In light of the uncertainty, a cash payment of 1 euro per ABN share - or 1.9 billion euros - would be deferred depending on the outcome of the situation, the banks said.

The consortium estimated aggregate cost savings of 4.2 billion euros and profit enhancements from revenue benefits of 1.2 billion euros from the deal by the end of 2010.

The proposed offer is not subject to any financing condition, with deals to raise capital fully underwritten by adviser Merrill Lynch and sub-underwritten.

"It's been a long running saga to question the financing, but there's even more cash in the deal now than before, so financing has not been an issue,"

Goodwin said.

RBS's share of the deal would be 27.2 billion euros, or 38%. Fortis would pay 24 billion euros, and Santander's share would be 19.9 billion.

Fortis intends to raise 15 billion euros through a rights issue and up to 5 billion euros of new Tier 1 capital and to release up to 8 billion euros of capital.
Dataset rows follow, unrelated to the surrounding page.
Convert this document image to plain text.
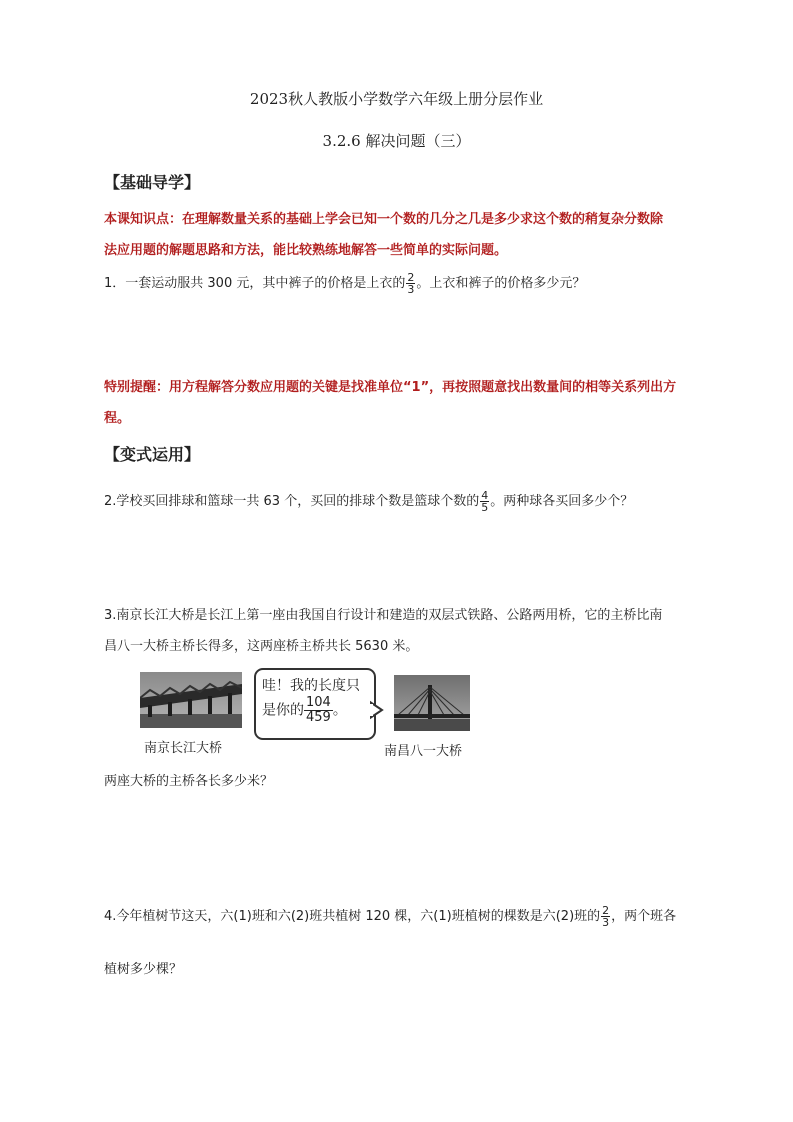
2023秋人教版小学数学六年级上册分层作业
3.2.6 解决问题（三）
【基础导学】
本课知识点：在理解数量关系的基础上学会已知一个数的几分之几是多少求这个数的稍复杂分数除
法应用题的解题思路和方法，能比较熟练地解答一些简单的实际问题。
1．一套运动服共 300 元，其中裤子的价格是上衣的 $\frac{2}{3}$ 。上衣和裤子的价格多少元？
特别提醒：用方程解答分数应用题的关键是找准单位“1”，再按照题意找出数量间的相等关系列出方
程。
【变式运用】
2.学校买回排球和篮球一共 63 个，买回的排球个数是篮球个数的 $\frac{4}{5}$ 。两种球各买回多少个？
3.南京长江大桥是长江上第一座由我国自行设计和建造的双层式铁路、公路两用桥，它的主桥比南
昌八一大桥主桥长得多，这两座桥主桥共长 5630 米。
哇！我的长度只
是你的 $\frac{104}{459}$ 。
南京长江大桥	南昌八一大桥
两座大桥的主桥各长多少米？
4.今年植树节这天，六(1)班和六(2)班共植树 120 棵，六(1)班植树的棵数是六(2)班的 $\frac{2}{3}$ ，两个班各
植树多少棵？
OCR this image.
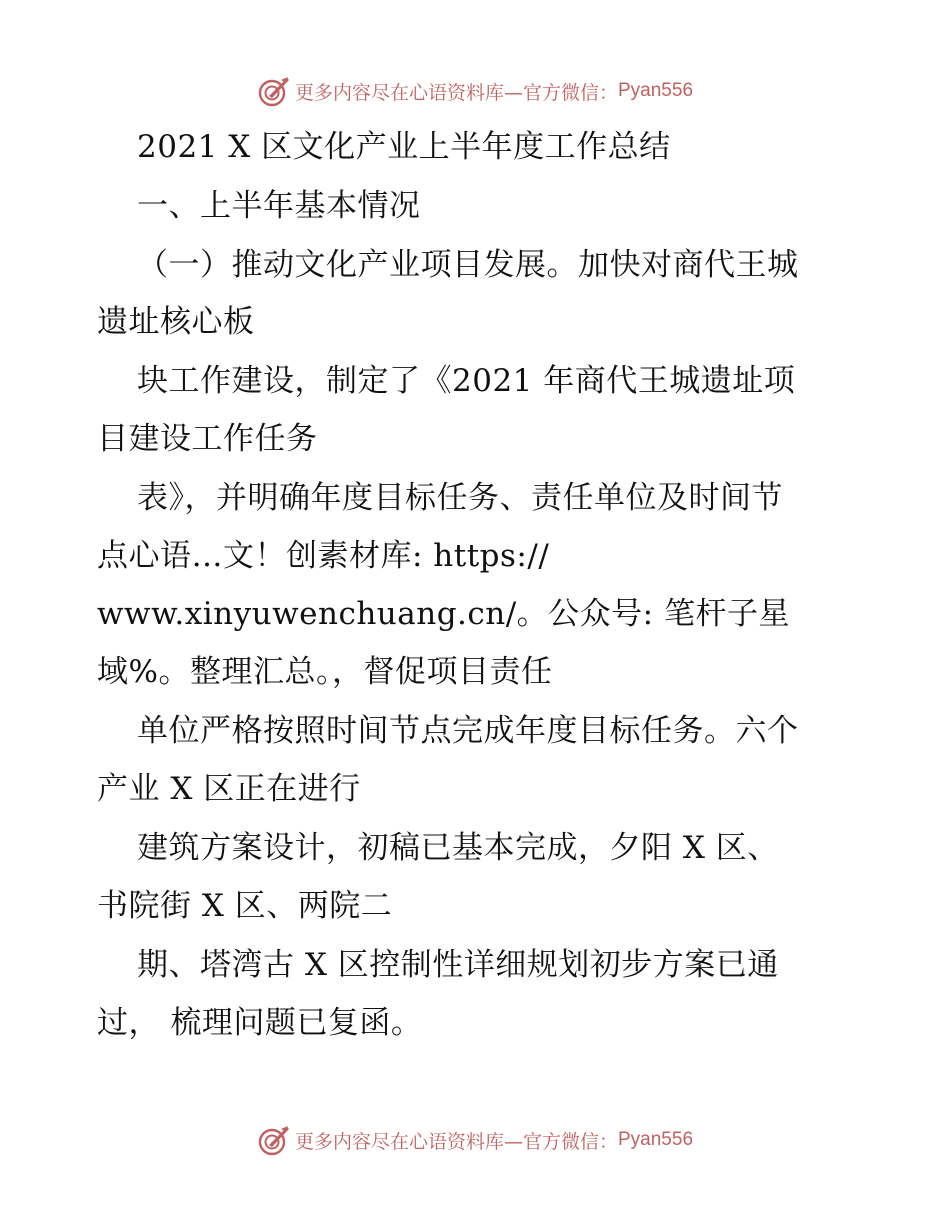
更多内容尽在心语资料库—官方微信： Pyan556
2021 X 区文化产业上半年度工作总结
一、上半年基本情况
（一）推动文化产业项目发展。加快对商代王城
遗址核心板
块工作建设，制定了《2021 年商代王城遗址项
目建设工作任务
表》，并明确年度目标任务、责任单位及时间节
点心语…文！创素材库: https://
www.xinyuwenchuang.cn/。公众号: 笔杆子星
域%。整理汇总。，督促项目责任
单位严格按照时间节点完成年度目标任务。六个
产业 X 区正在进行
建筑方案设计，初稿已基本完成，夕阳 X 区、
书院街 X 区、两院二
期、塔湾古 X 区控制性详细规划初步方案已通
过， 梳理问题已复函。
更多内容尽在心语资料库—官方微信： Pyan556
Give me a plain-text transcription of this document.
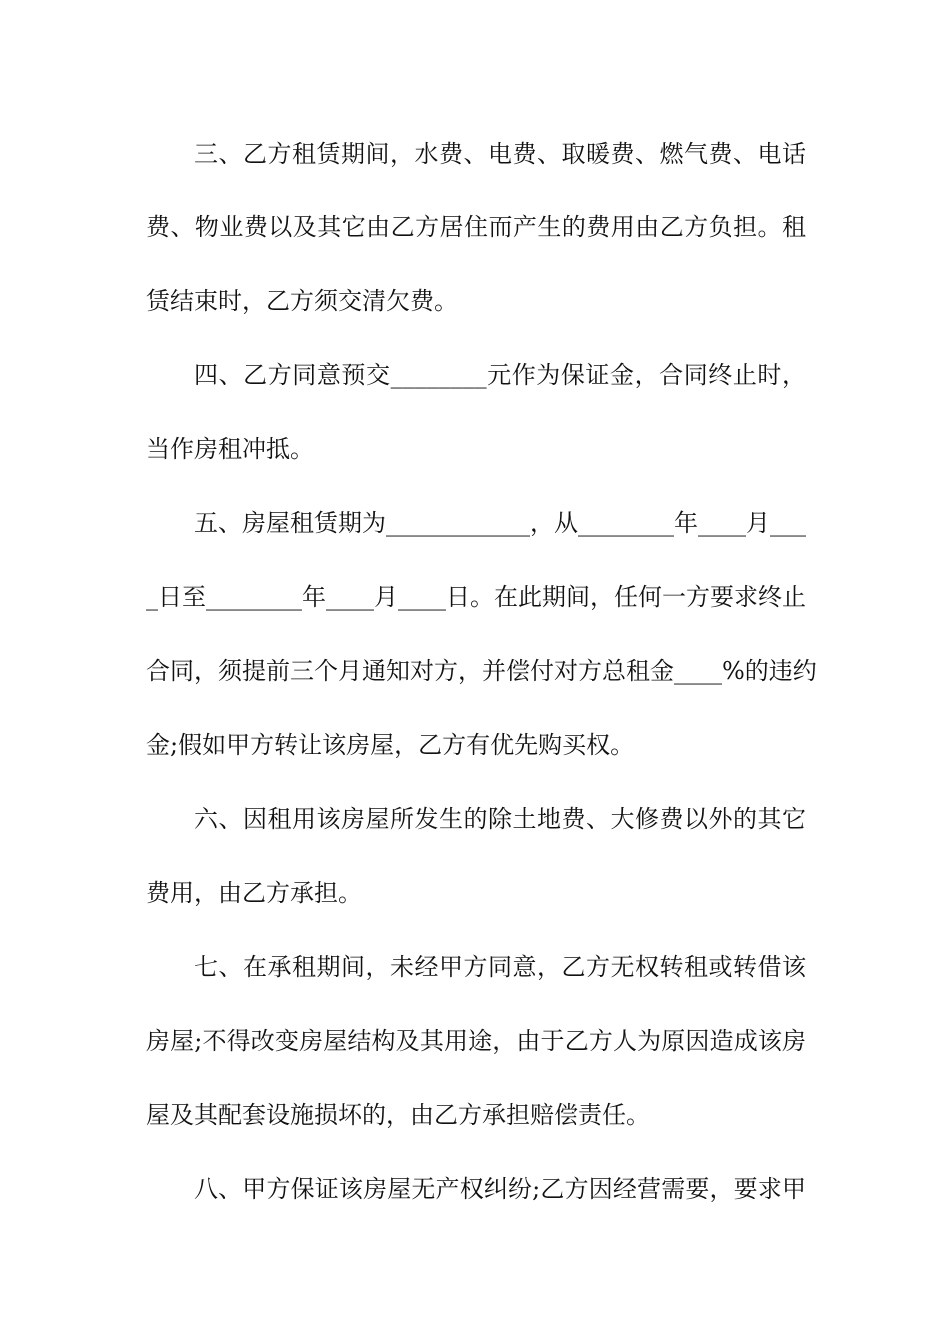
三、乙方租赁期间，水费、电费、取暖费、燃气费、电话
费、物业费以及其它由乙方居住而产生的费用由乙方负担。租
赁结束时，乙方须交清欠费。
四、乙方同意预交________元作为保证金，合同终止时，
当作房租冲抵。
五、房屋租赁期为____________，从________年____月___
_日至________年____月____日。在此期间，任何一方要求终止
合同，须提前三个月通知对方，并偿付对方总租金____%的违约
金;假如甲方转让该房屋，乙方有优先购买权。
六、因租用该房屋所发生的除土地费、大修费以外的其它
费用，由乙方承担。
七、在承租期间，未经甲方同意，乙方无权转租或转借该
房屋;不得改变房屋结构及其用途，由于乙方人为原因造成该房
屋及其配套设施损坏的，由乙方承担赔偿责任。
八、甲方保证该房屋无产权纠纷;乙方因经营需要，要求甲
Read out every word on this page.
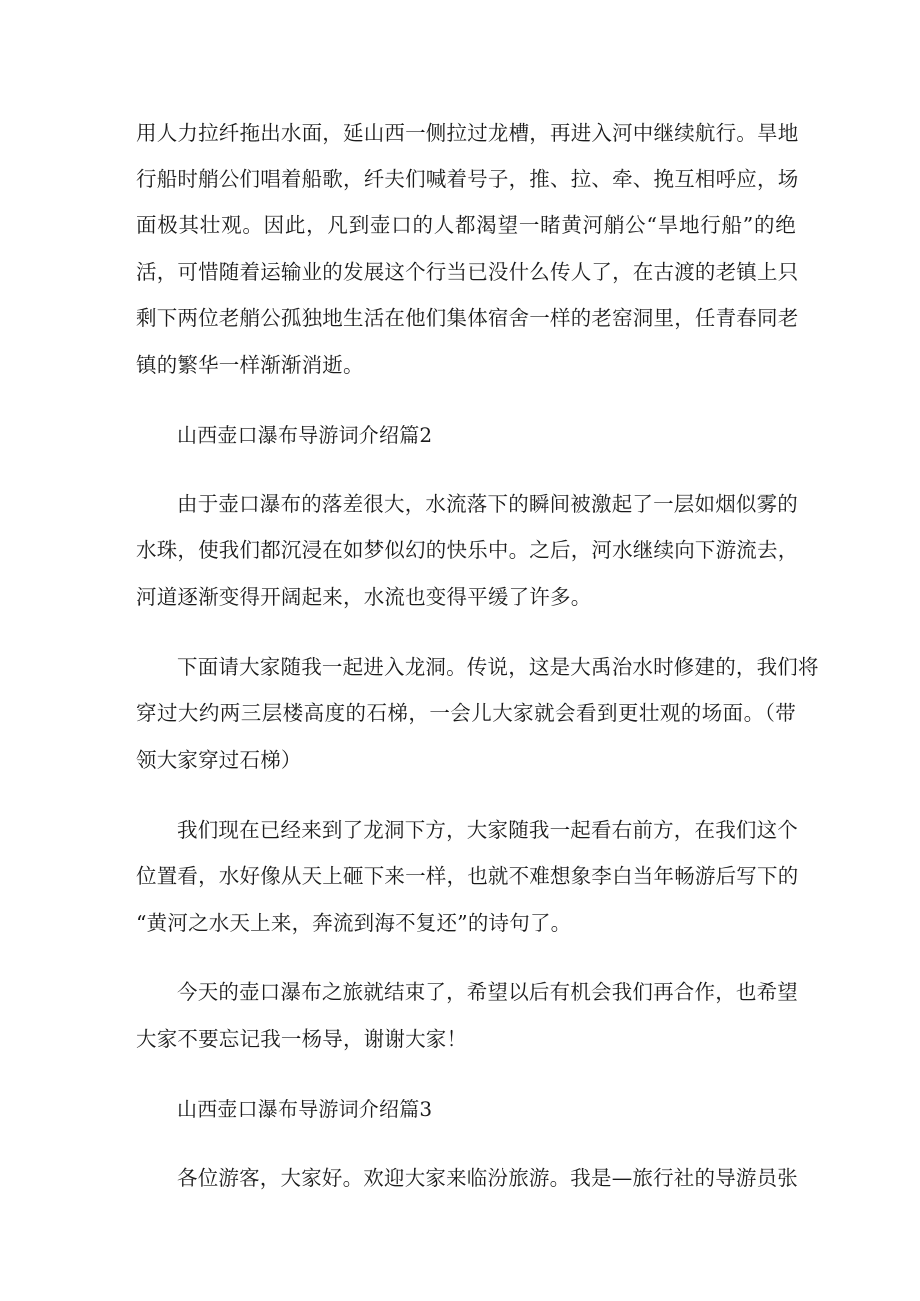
用人力拉纤拖出水面，延山西一侧拉过龙槽，再进入河中继续航行。旱地
行船时艄公们唱着船歌，纤夫们喊着号子，推、拉、牵、挽互相呼应，场
面极其壮观。因此，凡到壶口的人都渴望一睹黄河艄公“旱地行船”的绝
活，可惜随着运输业的发展这个行当已没什么传人了，在古渡的老镇上只
剩下两位老艄公孤独地生活在他们集体宿舍一样的老窑洞里，任青春同老
镇的繁华一样渐渐消逝。
山西壶口瀑布导游词介绍篇2
由于壶口瀑布的落差很大，水流落下的瞬间被激起了一层如烟似雾的
水珠，使我们都沉浸在如梦似幻的快乐中。之后，河水继续向下游流去，
河道逐渐变得开阔起来，水流也变得平缓了许多。
下面请大家随我一起进入龙洞。传说，这是大禹治水时修建的，我们将
穿过大约两三层楼高度的石梯，一会儿大家就会看到更壮观的场面。（带
领大家穿过石梯）
我们现在已经来到了龙洞下方，大家随我一起看右前方，在我们这个
位置看，水好像从天上砸下来一样，也就不难想象李白当年畅游后写下的
“黄河之水天上来，奔流到海不复还”的诗句了。
今天的壶口瀑布之旅就结束了，希望以后有机会我们再合作，也希望
大家不要忘记我一杨导，谢谢大家！
山西壶口瀑布导游词介绍篇3
各位游客，大家好。欢迎大家来临汾旅游。我是—旅行社的导游员张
RBS plans to issue new shares worth about 15 billion euros to ABN shareholders, raise about 6 billion euros of new non-dilutive Tier 1 capital and finance the remainder of its share of the payment from internal resources.

Santander intends to raise 9.5 billion to 10 billion euros from a rights issue and convertible instruments and to finance the remainder through balance sheet optimisation, including leverage, incremental securitisation and asset disposals.